Now, I don’t know what a “groin contusion” is, but it sort of sounds like he just took a foot to the nards. What I’m imagining is him limping back to the locker room, pulling off his shorts, and seeing his two…um…thingies…dangling way farther apart than they should have been. Cue an ambulance ride and an emergency surgery to reunite his…thingies. Every week that Hachimura spent in the hospital doing thingie rehab was a week that he should have been on the court splashing jimbos over his neutralized defenders.
Second, Hachimura’s midrange attempts went way down after the All-Star break. While editing this video I got the distinct feeling that he replaced the jumpshots with floaters from the same spots on the floor. Since Hachimura is clearly blameless in this whole situation, I’m going to make a not-so-bold assumption here and say that it was the fault of the Wizards’ coaching staff.
I don’t even know why the coaches would bother to try to coach when the ‘Zards obviously weren’t making any noise this season.
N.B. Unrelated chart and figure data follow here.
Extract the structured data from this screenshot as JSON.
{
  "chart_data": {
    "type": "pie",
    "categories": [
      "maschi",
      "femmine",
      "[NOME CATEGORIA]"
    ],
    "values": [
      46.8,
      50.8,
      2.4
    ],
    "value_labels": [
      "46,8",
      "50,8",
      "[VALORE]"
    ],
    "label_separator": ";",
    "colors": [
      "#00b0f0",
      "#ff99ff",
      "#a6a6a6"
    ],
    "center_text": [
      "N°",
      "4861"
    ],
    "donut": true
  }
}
The great thing about NBA players is that they’re perfectly capable of freezing somebody out of the offense if they put their mind to it. If Hachimura was attempting too many midrange jumpers, there would have been corrective action on the court without the coaches even saying a word. Scott Brooks meddled with this organic process by specifically telling Hachimura, “If you take any more of those midrange shots I’m going to deport your ass back to Japan.” That was, frankly, a blunder on his part.
Third, people did not donate enough funds to my Patreon. I would have used those funds to start a “Rui Hachimura Midrange Jumper Awareness Fund” that could raise awareness for the fact that Hachimura needs to shoot at least ten midrange jumpers per game. What, and you thought that all that Patreonbux was going right into the DTB PopTart fund? Well, it is, but only because I didn’t get enough donations to cover the registration fees “ruihachimuramidrangejumperawarenessfund.org” and pay for web hosting.
So, there you have it. Due to circumstances outside his control, Rui Hachimura only made 49 middy jimmies. And while I admit that my enthusiasm for this project waned slightly when I saw what was transpiring, the end product is actually pretty sick. Watch it and you’ll get a taste of what Hachimura will be doing in the league for years to come.